Greens/EFA Co-President Philippe Lamberts commented on the report:

“The Five Presidents’ report falls drastically short of what is needed to make EMU work. As the continuing crisis shows, the EU needs bold proposals for closer cooperation on economic and monetary policy, proposals like fiscal and social union, debt mutualisation and banking union. However the report makes at best passing reference to these key issues.

Instead of addressing the fiscal, social and democratic shortcomings of monetary union, the report seems to be fixated on measures that have already proven failures. Draghi called for a quantum leap forward but Juncker has simply repackaged tactics that have already led the Eurozone to the brink of collapse. The report instead proposes a very narrow concept of competitiveness – one based solely on lowering direct and indirect labour costs.

Sven Giegold, financial and economic policy spokesman of the Greens/EFA group in the European Parliament added:

“This paper will not resolve imbalances between the euro area member states. All it does is propose to continue along the same path of managing the euro area via technical rules and procedures rather than through common policies and institutions. This will force the European Central Bank to continue to take over the dirty work, managing the Eurozone via loose monetary policy. Mario Draghi’s call for more common policies have clearly fallen on deaf ears.
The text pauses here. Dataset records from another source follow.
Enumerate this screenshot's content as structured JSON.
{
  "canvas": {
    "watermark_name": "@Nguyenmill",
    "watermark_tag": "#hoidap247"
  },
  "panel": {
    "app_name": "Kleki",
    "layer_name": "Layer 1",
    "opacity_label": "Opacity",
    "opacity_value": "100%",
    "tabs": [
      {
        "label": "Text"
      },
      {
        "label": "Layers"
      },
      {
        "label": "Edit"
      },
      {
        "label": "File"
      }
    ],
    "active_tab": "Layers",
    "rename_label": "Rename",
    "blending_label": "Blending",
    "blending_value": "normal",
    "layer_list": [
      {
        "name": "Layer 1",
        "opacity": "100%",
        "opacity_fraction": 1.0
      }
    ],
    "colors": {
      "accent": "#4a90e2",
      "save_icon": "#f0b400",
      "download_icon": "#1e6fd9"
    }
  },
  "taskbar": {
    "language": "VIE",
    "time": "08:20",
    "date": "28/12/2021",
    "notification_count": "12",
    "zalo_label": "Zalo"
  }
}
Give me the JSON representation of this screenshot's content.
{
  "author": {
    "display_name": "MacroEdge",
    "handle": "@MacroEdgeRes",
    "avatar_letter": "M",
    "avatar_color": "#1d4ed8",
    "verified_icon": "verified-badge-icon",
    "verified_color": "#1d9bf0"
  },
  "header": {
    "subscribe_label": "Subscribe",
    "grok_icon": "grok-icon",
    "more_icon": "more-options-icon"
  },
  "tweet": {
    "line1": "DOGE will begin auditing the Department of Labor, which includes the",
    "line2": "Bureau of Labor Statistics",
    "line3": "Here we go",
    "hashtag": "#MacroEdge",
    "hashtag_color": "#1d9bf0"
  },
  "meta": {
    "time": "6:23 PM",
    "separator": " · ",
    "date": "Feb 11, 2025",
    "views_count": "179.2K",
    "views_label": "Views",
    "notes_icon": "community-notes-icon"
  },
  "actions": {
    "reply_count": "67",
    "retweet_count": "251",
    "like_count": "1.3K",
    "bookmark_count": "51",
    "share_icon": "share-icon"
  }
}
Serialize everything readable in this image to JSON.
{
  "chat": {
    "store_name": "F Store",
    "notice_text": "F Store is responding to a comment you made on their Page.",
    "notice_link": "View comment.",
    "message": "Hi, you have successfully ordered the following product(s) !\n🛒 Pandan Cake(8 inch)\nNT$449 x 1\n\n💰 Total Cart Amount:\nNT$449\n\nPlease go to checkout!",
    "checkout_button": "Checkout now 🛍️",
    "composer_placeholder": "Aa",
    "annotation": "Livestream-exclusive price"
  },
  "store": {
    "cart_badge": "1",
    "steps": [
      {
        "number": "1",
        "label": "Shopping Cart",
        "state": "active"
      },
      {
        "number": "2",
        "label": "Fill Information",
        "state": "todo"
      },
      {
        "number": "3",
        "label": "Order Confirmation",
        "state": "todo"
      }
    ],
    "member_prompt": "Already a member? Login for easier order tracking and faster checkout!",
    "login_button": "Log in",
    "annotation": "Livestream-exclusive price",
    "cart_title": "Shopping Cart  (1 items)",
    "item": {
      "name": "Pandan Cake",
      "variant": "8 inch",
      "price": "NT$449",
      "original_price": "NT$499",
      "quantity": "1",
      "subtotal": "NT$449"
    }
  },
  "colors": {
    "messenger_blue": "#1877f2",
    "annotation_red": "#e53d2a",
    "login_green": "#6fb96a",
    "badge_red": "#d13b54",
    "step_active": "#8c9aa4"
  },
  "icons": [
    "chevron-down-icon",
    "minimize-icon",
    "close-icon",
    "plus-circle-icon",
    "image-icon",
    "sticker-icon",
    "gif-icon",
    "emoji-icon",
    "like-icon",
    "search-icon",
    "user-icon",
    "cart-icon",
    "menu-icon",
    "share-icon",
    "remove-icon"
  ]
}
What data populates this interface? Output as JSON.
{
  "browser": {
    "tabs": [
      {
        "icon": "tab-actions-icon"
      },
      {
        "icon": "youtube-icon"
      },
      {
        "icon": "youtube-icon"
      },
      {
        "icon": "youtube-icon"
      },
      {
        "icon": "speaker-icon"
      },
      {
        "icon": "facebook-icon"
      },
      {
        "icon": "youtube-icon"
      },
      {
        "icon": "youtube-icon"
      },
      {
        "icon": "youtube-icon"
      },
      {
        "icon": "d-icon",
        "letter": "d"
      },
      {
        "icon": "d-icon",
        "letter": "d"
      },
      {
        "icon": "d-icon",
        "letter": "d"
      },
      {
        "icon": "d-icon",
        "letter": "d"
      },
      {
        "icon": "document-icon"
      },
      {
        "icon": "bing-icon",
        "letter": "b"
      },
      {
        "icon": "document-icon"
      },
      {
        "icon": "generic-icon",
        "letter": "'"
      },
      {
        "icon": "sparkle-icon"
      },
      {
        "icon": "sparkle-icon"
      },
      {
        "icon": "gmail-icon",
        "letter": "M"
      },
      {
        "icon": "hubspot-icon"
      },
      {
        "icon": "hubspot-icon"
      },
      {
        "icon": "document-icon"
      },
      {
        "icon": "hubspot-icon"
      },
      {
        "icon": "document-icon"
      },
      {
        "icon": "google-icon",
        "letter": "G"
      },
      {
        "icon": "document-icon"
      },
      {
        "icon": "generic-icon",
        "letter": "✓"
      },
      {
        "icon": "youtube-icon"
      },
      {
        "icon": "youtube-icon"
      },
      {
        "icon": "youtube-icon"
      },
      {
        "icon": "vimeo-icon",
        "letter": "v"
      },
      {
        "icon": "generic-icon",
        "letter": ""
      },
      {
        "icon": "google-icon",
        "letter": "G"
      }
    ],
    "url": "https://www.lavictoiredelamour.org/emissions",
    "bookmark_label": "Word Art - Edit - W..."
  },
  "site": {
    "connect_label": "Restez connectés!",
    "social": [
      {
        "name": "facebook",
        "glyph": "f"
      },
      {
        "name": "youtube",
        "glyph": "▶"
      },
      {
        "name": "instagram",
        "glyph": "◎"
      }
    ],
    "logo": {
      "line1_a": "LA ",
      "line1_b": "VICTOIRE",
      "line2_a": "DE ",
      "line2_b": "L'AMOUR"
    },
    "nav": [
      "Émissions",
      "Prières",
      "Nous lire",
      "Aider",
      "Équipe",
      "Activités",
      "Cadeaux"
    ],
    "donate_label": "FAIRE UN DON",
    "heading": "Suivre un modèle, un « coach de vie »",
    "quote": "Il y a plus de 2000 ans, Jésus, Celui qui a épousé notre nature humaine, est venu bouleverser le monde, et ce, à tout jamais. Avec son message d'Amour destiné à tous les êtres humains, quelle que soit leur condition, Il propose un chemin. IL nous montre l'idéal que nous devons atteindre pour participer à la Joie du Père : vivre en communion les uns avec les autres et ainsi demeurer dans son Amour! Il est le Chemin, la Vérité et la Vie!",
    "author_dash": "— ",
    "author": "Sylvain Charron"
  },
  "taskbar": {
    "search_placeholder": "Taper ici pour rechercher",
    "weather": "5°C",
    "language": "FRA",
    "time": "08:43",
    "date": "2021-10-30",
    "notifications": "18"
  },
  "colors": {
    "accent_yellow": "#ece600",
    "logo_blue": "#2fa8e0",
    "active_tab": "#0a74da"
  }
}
There are other glaring omissions in the report: No Euro budget in the EU budget or any other common fiscal instruments to better absorb economic shocks. No proposal for a powerful Commissioner on the Euro. No effective parliamentary control or transparency of the Eurogroup or proposal for a debt redemption fund or eurobonds as solution to the high foreign debt of several euro area Member States. The heads of the EU institutions know what is called for, but they are unwilling to take the long overdue step towards integration, fearing refusal by EU leaders.